Lam Wing-kee, libraire dissident de Hong Kong, décède à 70 ans, ayant défié la Chine jusqu'au bout
Lam Wing-kee, le libraire qui vendait des livres interdits et a fui à Taïwan, est mort à 70 ans – sa vie un testament à la liberté d'expression, une confession télévisée mise en scène, et pourquoi les régimes autoritaires détestent vraiment les librairies.

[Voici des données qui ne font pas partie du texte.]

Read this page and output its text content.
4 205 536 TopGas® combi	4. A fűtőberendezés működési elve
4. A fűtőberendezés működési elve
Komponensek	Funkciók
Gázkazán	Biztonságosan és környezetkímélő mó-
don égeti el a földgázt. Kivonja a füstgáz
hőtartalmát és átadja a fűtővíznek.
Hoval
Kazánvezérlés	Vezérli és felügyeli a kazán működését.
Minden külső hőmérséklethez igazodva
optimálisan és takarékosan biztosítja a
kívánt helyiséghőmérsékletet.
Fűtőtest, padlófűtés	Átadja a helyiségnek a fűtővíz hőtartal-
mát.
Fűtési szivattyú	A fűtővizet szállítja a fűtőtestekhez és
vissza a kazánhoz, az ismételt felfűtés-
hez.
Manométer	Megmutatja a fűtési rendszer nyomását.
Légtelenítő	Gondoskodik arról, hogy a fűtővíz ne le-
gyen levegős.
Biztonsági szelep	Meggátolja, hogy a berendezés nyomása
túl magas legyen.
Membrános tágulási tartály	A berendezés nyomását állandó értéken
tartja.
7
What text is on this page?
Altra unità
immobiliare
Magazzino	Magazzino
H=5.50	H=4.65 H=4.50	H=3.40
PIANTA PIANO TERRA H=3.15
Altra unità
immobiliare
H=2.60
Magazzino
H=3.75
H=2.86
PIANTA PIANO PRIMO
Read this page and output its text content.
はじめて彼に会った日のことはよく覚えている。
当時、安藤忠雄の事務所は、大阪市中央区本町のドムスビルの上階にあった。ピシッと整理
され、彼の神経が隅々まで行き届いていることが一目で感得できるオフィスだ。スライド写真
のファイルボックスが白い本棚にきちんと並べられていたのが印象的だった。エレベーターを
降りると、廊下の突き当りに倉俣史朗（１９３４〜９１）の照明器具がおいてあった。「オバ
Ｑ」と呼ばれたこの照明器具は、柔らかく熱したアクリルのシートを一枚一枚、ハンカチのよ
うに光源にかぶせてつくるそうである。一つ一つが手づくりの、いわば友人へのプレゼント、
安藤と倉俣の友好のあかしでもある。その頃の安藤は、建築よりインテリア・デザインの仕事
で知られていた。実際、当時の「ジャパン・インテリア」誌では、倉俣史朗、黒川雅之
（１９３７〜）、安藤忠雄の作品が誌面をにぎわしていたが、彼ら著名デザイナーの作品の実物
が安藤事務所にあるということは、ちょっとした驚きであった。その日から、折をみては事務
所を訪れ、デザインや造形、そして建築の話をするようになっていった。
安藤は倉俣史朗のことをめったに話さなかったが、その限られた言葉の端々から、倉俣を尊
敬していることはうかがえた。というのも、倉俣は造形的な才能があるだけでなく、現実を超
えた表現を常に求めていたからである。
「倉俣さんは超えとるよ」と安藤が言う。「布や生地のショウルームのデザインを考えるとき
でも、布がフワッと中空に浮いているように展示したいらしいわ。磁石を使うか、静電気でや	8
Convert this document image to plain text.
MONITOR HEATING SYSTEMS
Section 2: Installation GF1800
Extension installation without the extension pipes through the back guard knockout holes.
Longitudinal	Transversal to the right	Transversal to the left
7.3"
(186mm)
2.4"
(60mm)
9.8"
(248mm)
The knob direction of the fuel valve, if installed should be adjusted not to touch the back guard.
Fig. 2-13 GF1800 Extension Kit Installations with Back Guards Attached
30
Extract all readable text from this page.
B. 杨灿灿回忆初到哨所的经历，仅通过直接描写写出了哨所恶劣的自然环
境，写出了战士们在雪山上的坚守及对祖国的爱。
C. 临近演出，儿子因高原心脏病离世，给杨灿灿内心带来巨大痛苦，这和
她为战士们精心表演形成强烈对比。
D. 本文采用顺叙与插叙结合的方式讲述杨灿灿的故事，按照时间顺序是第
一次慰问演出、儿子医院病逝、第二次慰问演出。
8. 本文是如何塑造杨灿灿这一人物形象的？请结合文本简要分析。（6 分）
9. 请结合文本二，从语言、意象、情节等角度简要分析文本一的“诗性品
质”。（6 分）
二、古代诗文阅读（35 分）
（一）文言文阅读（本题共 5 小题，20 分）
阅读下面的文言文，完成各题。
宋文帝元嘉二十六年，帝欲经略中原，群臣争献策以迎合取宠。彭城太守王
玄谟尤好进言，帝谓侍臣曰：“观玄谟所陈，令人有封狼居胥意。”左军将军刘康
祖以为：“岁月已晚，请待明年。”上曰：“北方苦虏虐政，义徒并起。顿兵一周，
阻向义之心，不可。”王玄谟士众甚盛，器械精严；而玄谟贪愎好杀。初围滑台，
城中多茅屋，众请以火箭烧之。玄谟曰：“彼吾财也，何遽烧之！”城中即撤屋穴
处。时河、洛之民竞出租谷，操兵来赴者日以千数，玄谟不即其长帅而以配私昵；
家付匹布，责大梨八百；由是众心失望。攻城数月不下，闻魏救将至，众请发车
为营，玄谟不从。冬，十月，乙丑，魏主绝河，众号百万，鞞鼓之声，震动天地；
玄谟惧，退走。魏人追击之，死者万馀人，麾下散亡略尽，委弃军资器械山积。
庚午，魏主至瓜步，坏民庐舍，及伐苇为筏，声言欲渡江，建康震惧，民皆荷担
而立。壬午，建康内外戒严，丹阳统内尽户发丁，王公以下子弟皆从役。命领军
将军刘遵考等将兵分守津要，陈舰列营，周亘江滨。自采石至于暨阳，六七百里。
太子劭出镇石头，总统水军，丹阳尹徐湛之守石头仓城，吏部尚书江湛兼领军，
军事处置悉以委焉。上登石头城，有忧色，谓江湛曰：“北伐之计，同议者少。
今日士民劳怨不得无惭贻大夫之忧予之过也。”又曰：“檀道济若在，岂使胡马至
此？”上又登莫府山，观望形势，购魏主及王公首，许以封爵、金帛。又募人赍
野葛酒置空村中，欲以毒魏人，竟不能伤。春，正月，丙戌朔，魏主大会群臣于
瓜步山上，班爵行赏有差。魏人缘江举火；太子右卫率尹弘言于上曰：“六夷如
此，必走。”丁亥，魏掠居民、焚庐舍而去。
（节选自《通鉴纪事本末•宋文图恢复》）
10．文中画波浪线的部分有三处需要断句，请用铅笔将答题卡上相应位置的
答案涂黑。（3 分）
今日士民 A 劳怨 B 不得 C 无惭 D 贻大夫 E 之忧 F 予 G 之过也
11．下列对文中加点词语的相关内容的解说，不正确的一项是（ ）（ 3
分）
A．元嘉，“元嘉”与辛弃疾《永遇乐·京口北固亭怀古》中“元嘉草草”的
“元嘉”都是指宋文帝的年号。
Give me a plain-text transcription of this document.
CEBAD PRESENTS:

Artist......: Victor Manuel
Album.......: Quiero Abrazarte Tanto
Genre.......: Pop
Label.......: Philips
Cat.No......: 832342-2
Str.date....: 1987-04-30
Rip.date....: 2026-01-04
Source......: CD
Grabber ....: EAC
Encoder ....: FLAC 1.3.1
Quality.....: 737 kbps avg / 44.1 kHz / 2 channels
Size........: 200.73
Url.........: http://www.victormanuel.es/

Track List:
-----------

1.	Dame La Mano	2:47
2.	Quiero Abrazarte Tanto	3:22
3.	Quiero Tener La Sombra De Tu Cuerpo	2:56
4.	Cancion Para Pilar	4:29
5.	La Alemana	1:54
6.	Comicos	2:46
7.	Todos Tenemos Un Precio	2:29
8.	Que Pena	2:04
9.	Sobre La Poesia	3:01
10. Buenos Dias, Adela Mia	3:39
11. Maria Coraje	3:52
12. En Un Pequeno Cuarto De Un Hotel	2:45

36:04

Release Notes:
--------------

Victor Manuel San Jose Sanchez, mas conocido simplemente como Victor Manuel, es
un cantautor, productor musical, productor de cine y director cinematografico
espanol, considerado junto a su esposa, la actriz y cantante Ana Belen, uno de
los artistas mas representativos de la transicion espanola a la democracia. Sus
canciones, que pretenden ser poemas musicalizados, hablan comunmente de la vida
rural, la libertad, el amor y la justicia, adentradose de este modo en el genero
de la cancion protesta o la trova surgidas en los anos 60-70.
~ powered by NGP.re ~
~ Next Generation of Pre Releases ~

Lam Wing-kee, le libraire de Hong Kong qui a fait carrière en vendant des documents critiques envers l'élite politique chinoise avant de fuir à Taïwan quand les choses se sont corsées, est décédé à 70 ans. Il est mort jeudi soir à l'hôpital Mackay Memorial de Taipei des suites d'un cancer du poumon, selon les médias locaux.
Lam était l'un des plusieurs libraires arrêtés en 2015 pour avoir vendu des publications peu flatteuses envers les dirigeants de la Chine continentale. Il a quitté Hong Kong pour Taïwan en 2019, craignant d'être renvoyé en Chine dans le cadre du projet de loi d'extradition de Hong Kong. Taïwan, que Pékin considère comme une province rebelle, l'a accueilli à bras ouverts – les autorités taïwanaises ont même qualifié la réouverture de sa librairie Causeway Bay Books de symbole de démocratie et de liberté.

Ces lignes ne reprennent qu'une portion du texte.